John McCracken | CUPE Communications

The president of CUPE 2329, representing the province of Newfoundland and Labrador’s library workers, says suggestions from Education Minister Dale Kirby that libraries can somehow be ‘given back to communities,’ can only mean he expects them to be run by volunteers.

Overhead view of library with book shelves and people reading books

Dawn Lahey said, “Such a move would take our province back more than 30 years, to a time when we had libraries being run by ‘community volunteers.’

“For the minister to suggest that libraries in schools will stay open but will not be staffed after school hours is an admission that he wants to move to a volunteer model.”

Kirby has been quoted as saying that libraries in schools will be open for students but not the public, unless the school district and the library boards can come up with a plan to keep them open for a couple of hours a few evenings a week, or when the school is not open.
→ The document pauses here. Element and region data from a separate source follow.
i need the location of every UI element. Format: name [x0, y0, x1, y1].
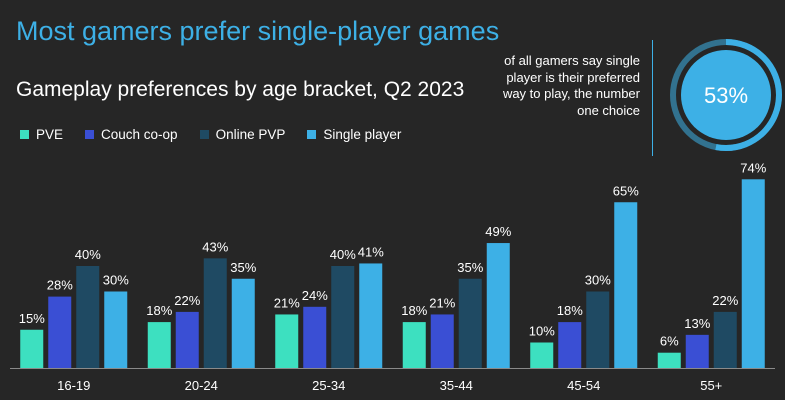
legend-label: PVE [36, 127, 64, 142]
bar-value-label: 10% [529, 324, 555, 339]
bar [331, 266, 355, 368]
bar-value-label: 49% [485, 224, 511, 239]
bar [20, 329, 44, 368]
bar [275, 314, 299, 368]
bar-value-label: 40% [330, 247, 356, 262]
donut-value-label: 53% [704, 83, 748, 108]
bar-value-label: 35% [230, 260, 256, 275]
bar-value-label: 13% [684, 316, 710, 331]
donut-inner-fill [681, 50, 771, 140]
bar [147, 322, 171, 368]
bar [713, 311, 737, 368]
bar-value-label: 41% [358, 244, 384, 259]
bar [104, 291, 128, 368]
bar-value-label: 30% [585, 273, 611, 288]
bar [402, 322, 426, 368]
legend-item: Single player [307, 127, 401, 142]
legend-item: Online PVP [199, 127, 286, 142]
bar [685, 334, 709, 368]
legend-item: Couch co-op [85, 127, 178, 142]
callout-divider [652, 40, 653, 156]
legend-label: Couch co-op [101, 127, 178, 142]
bar-value-label: 21% [274, 295, 300, 310]
x-tick-label: 55+ [700, 378, 722, 393]
bar-value-label: 40% [75, 247, 101, 262]
donut-progress-ring [670, 39, 782, 151]
chart-subtitle: Gameplay preferences by age bracket, Q2 … [16, 78, 465, 101]
bar [486, 243, 510, 368]
bar [458, 278, 482, 368]
bar [48, 296, 72, 368]
bar-value-label: 18% [557, 303, 583, 318]
bar-value-label: 24% [302, 288, 328, 303]
bar [430, 314, 454, 368]
chart-legend: PVE Couch co-op Online PVP Single player [20, 127, 423, 142]
bar-value-label: 28% [47, 278, 73, 293]
bar-value-label: 6% [660, 334, 679, 349]
bar-value-label: 74% [740, 160, 766, 175]
legend-label: Single player [323, 127, 402, 142]
page-title: Most gamers prefer single-player games [16, 16, 500, 46]
bar [231, 278, 255, 368]
bar [586, 291, 610, 368]
bar-value-label: 22% [174, 293, 200, 308]
legend-swatch [307, 130, 317, 139]
legend-label: Online PVP [215, 127, 286, 142]
legend-swatch [20, 130, 29, 139]
bar [76, 266, 100, 368]
bar [530, 342, 554, 368]
x-tick-label: 35-44 [440, 378, 473, 393]
bar [614, 202, 638, 368]
bar-value-label: 15% [19, 311, 45, 326]
bar [558, 322, 582, 368]
bar [741, 179, 765, 368]
legend-item: PVE [20, 127, 63, 142]
bar [175, 311, 199, 368]
bar [303, 306, 327, 368]
bar-value-label: 35% [457, 260, 483, 275]
bar [657, 352, 681, 368]
x-tick-label: 16-19 [57, 378, 90, 393]
bar-value-label: 21% [429, 295, 455, 310]
legend-swatch [85, 130, 95, 139]
legend-swatch [199, 130, 209, 139]
bar-value-label: 43% [202, 239, 228, 254]
x-tick-label: 20-24 [185, 378, 218, 393]
bar-value-label: 18% [401, 303, 427, 318]
x-tick-label: 25-34 [312, 378, 345, 393]
bar-value-label: 65% [613, 183, 639, 198]
bar-value-label: 18% [146, 303, 172, 318]
callout-text: of all gamers say single player is their… [502, 53, 640, 118]
donut-badge: 53% [670, 39, 782, 151]
bar [359, 263, 383, 368]
bar-value-label: 22% [712, 293, 738, 308]
x-tick-label: 45-54 [567, 378, 600, 393]
bar-value-label: 30% [103, 273, 129, 288]
bar [203, 258, 227, 368]
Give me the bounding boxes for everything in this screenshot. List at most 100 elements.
Kirby has also said they’d probably offer ‘small grants’ to the people from the community who’d be operating the libraries for those hours.

CUPE NL President Wayne Lucas responded: “This is the government laying off staff in 54 locations and doing an end-run around the union by paying non-union volunteers honoraria for doing union work. This is union-busting of the worst kind, and it’s directed mostly at women in rural NL.

“I would like the minister to explain to the almost 60 women in rural Newfoundland and Labrador who will be losing their jobs that he plans to replace them with volunteers. It is becoming increasingly clear that Dale Kirby and this Liberal government have no actual plan for our province’s library system.

“No one has even called CUPE, or our library locals to fill us in on any of these details. Minister Kirby appears to be flying by the seat of his pants on the critically important issue of libraries in our communities.”

CUPE continues to oppose the cuts across the province.